Portals to higher education practically closed for asylum seekers

New rule says those with discretionary leave to remain to be treated as overseas students 1st June 2011: Asylum seekers have practically been barred from university, as the new rules compel them to pay higher student fees. To make the matters worse, they practically will not have access to grants or loans.
The rule says that youngsters not granted asylum but given discretionary leave to remain in the UK as it is unsafe for them to return to their native countries will be treated as overseas students.

The rule change in February will compel them to pay enhanced overseas fees and with practically no access to grants or loans.

With this, it is clear that portals to higher education will literally remain closed for them as a substantial number of them come to the UK as money-less lone children.

Estimates suggest only the previous year as many as 2,700 decisions were taken on asylum applications filed by children aged up to 17. They had no family to care for them in the UK.

Out of the total, as many as 1,935 were granted discretionary leave to remain.

Manager of the Migrant Children’s Project at the Children’s Legal Centre Kamena Dorling says until these students are granted indefinite leave to remain, which may not be until they have been in the UK for over six years, they are cast into limbo at a crucial time in their lives.

The charity provides legal advice and representation to children and their careers.

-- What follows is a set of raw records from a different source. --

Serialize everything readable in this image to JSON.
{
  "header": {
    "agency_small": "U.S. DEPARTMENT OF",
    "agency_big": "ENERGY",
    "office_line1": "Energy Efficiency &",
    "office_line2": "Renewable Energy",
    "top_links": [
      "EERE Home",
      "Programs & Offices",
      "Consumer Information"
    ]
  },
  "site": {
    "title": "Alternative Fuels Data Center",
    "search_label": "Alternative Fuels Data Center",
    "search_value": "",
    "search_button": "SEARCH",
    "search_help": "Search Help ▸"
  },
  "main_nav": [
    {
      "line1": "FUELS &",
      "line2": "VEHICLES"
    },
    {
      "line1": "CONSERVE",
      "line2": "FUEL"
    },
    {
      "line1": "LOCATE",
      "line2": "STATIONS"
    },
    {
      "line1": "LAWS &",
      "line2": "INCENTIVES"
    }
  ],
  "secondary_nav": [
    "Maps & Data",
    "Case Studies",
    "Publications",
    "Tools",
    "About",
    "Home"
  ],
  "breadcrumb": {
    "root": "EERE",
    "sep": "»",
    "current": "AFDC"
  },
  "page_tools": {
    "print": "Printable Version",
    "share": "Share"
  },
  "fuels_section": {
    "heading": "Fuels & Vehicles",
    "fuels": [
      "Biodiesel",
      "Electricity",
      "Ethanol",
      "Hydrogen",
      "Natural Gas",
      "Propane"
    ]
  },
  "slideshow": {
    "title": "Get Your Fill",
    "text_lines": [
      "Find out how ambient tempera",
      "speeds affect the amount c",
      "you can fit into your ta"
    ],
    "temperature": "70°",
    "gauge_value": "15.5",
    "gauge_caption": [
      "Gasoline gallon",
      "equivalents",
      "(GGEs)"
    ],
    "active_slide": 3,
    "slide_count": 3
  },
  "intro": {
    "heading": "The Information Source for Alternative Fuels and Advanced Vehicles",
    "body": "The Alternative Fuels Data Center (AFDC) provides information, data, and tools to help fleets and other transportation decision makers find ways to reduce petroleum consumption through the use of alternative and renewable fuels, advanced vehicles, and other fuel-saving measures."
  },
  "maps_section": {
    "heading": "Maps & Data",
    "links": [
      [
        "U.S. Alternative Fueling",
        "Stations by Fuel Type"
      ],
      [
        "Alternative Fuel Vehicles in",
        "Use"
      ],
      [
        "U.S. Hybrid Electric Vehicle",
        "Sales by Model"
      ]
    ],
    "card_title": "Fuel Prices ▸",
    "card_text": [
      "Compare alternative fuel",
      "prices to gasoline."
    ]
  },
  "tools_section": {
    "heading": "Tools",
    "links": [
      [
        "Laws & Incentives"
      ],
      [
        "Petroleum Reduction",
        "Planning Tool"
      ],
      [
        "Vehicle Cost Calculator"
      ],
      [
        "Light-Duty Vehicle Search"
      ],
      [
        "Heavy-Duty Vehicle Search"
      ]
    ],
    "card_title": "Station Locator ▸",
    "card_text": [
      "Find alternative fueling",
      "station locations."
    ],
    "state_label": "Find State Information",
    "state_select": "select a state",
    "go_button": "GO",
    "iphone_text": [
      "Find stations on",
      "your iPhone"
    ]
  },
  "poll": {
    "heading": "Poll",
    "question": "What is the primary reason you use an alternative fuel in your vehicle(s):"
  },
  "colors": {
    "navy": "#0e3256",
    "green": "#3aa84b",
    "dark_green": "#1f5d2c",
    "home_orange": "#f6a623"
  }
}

Dorling says the centre has been flooded with calls from social workers concerned about the effects of the rule change.

A solicitor working for the Migrant Children’s Project, Alison East says local authorities would normally be providing some on-going support of the sort that parents provide, but they cannot possibly meet the huge cost abyss that would open up if those young people cannot access student finance. This means they would fall out of education.

The Department for Business, Innovation and Skills’ spokesman, on the other hand, insists the change brings clarity to the system for those awarded leave to remain in the UK. It has been necessary in reviewing eligibility to ensure that limited financial resources are used effectively."